Dillon did rip off 11 on his first carry of the season, a sweep to the left.

"It felt like another day at the office," Dillon said. "Nothing different. Nothing I didn't expect."

The Bengals pounded it inside the 10 again on the next drive, the big play being Houshmandzadeh's leaping 16-yard catch as Saints defensive end Charles Grant roughed Kitna. Bennett checked in with his obligatory big play, a 17-yard run off a wide pitch from Kitna. But when Warrick got separation on the corner as he headed to the flag, Kitna overthrew him in the end zone. Kitna showed the presence of mind to get rid of the ball on a blitz even though he was called for intentional grounding and Dorsch hit the 36-yard field goal to bring the Bengals within 7-6.

Brooks did a nice job running away from the Bengals' first-team defense that clearly showed it missed all their starting linebackers with injuries. Brooks finished his night 12 of 24 for 154 yards, and he did get sacked once by tackle Bernard Whittington.

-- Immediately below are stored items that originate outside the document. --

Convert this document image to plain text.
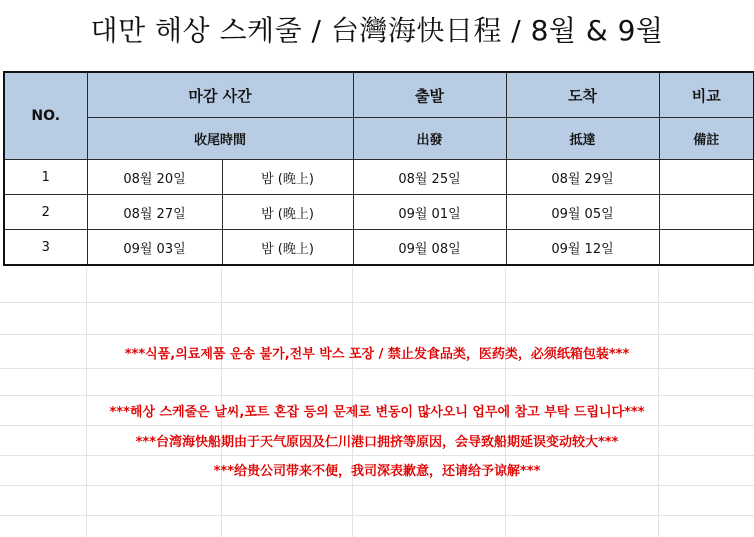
대만 해상 스케줄 / 台灣海快日程 / 8월 & 9월
NO.	마감 사간		출발	도착	비교
	收尾時間		出發	抵達	備註
1	08월 20일	밤 (晚上)	08월 25일	08월 29일	
2	08월 27일	밤 (晚上)	09월 01일	09월 05일	
3	09월 03일	밤 (晚上)	09월 08일	09월 12일	
***식품,의료제품 운송 불가,전부 박스 포장 / 禁止发食品类，医药类，必须纸箱包装***
***해상 스케줄은 날씨,포트 혼잡 등의 문제로 변동이 많사오니 업무에 참고 부탁 드립니다***
***台湾海快船期由于天气原因及仁川港口拥挤等原因，会导致船期延误变动较大***
***给贵公司带来不便，我司深表歉意，还请给予谅解***
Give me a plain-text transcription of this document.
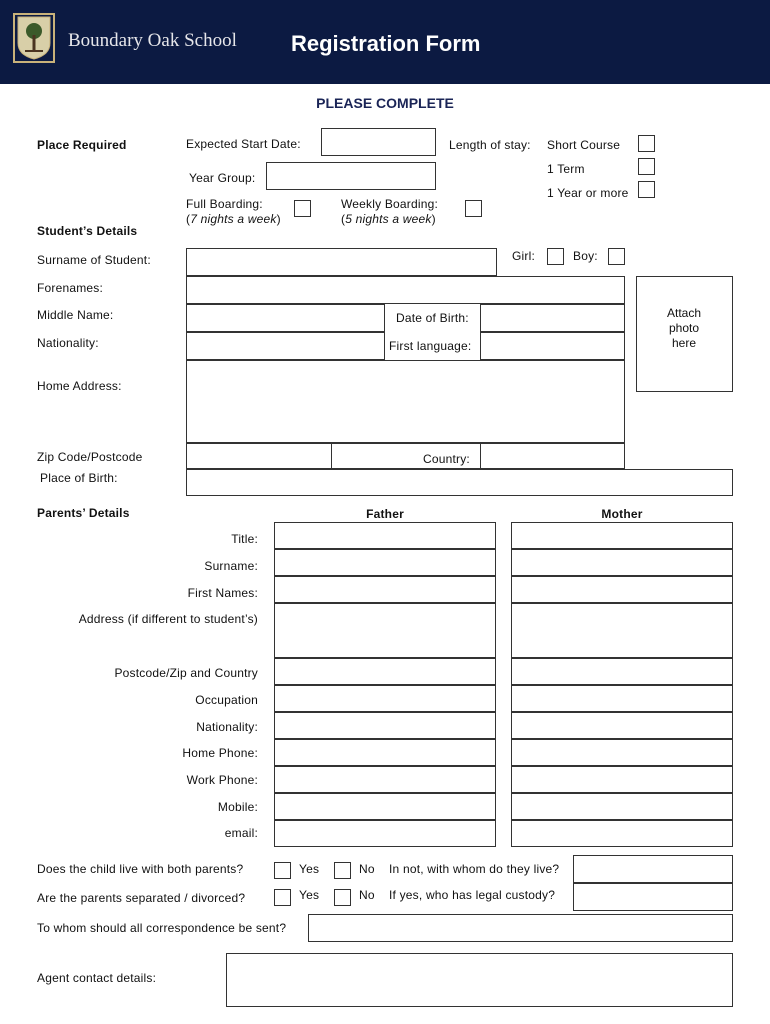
Boundary Oak School Registration Form
PLEASE COMPLETE
Place Required	Expected Start Date:	Length of stay: Short Course
1 Term
1 Year or more
Year Group:
Full Boarding:
(7 nights a week)
Weekly Boarding:
(5 nights a week)
Student’s Details
Surname of Student:	Girl:	Boy:
Forenames:
Middle Name:	Date of Birth:
Nationality:	First language:
Attach
photo
here
Home Address:
Zip Code/Postcode	Country:
Place of Birth:
Parents’ Details	Father	Mother
Title:
Surname:
First Names:
Address (if different to student’s)
Postcode/Zip and Country
Occupation
Nationality:
Home Phone:
Work Phone:
Mobile:
email:
Does the child live with both parents?	Yes	No In not, with whom do they live?
Are the parents separated / divorced?	Yes	No If yes, who has legal custody?
To whom should all correspondence be sent?
Agent contact details:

Akili Smith, the Bengals' athletic answer to Brooks, bobbed and weaved his way through the Saints for 64 yards on seven carries. He hit 14 of 28 passes for 137 yards, and hit wideout Chad Johnson from 11 yards out for his second touchdown pass of the preseason. He also hooked up with Ron Dugans enough in the final quarter that Dugans finished with 100 yards on seven catches.